Например, разве он не ужасен в гневе? не уродлив в злобе? разве в зависти на змею очковую — не похож? Даже черты его переломаны и черны: бездна выглядывает из глаз. Потрясает человек кулаками, кричит: убью! ненавижу! — кричит и ходит весь ходуном. А и тут — найдет себе оправдания, приведет за руку свои: “потому” — тонким таким становится он психологом, захватывающий выписывает сюжет: благородное негодование, понимаете ли, праведный, господа, гнев! Жажда справедливости! честности! чистоты!

Оправдает себя вчистую, а виновных велит посадить на цепь.

 

*    *    *

 

Странное носит в себе человек чувство своей неловкости, стыда, вины. Словно готов у целого мира просить прощения, что он — не такой: то своего роста стесняется, то полноты с худобой. Волосы зачесывает с затылка на лысину, невзрачное лицо отворачивает, простоту свою пытается маскировать, словно какое вещественное доказательство, улику против себя.

Бедность свою за спиною прячет, прикрывает, как дверь. В благополучии — прибедняется, в праздности — кивает на головную боль. Проигрывая, — хорохорится, палкой в землю стучит. Побеждая, — так сдержанно начинает покашливать, озабоченное делать лицо.

Томится в тихом унынии, разоблачений боится, преображенья не чает, чудес не ждет.

 

*    *    *

 

Близорукий все-таки человек: не замечает того блаженства, которое носит в себе:  все мается своим желанием лучше жить.

Все-то ему мерещится — измени он что-нибудь здесь, на земле, переставь, поменяй местами это и то, — сразу такое приветливое, гуманное у мира станет лицо. Получи он другого правителя, заведи порядок иной — и зло пойдет напопятную, скроется в куче песка. Солнце будет светить приятнее, прохладительнее станут дожди. И человек сделается блаженнее и все проблемы свои решит.

Негодующе поглядывает он на противников, которые стоят поперек — не проехать из-за них, не пройти. И сам себе говорит: это все они виноваты, это все из-за них!

Перья дрожат на его серебряном шлеме, меч позвякивает на бедре: заманчиво человеку по-своему повернуть мир.

А меж тем — вот уже который день он не может справиться с насморком, носит в руке платок.

 

*    *    *

 

— Суета, — говорит человек, — как же она изматывает меня! Если бы не было суеты, о, каким бы я был! Мысли свои додумывал бы до конца! Вглядывался бы вдумчиво в происходящее и — прозревал! Накапливал бы золотые энергии, как пчела — мед. Возрастал бы, как кедр Ливанский, — до самых небес.

А заглянет к себе во внутрь — там неприбранно, там темно. Духота. Маленькие паучки висят по углам. Некуда приткнуться и — шаром покати.

И опять человек выскакивает оттуда на бледный свет. Гонится за чем-нибудь пестреньким, мелькающим впереди, отсвечивающим, рябящим, отвлекающим ум.

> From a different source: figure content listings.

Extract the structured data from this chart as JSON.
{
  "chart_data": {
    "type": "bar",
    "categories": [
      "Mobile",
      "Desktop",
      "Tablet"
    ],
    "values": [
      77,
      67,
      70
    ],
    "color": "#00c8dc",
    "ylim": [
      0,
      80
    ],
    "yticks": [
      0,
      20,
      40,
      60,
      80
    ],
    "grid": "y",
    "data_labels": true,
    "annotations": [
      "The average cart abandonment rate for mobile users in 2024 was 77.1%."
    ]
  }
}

Человек показывает на это пальцем и вздыхает: вот — жизнь.

 

*    *    *

 

Посмотрите на человека, когда он моет, чистит, украшает себя, тщательно скребет кожу, зажмуривает глаза, надувает щеки, намыливая лицо. А потом — такой ровненький, тонкий проводит пробор и какой-нибудь даже галстук повязывает или шейный платок.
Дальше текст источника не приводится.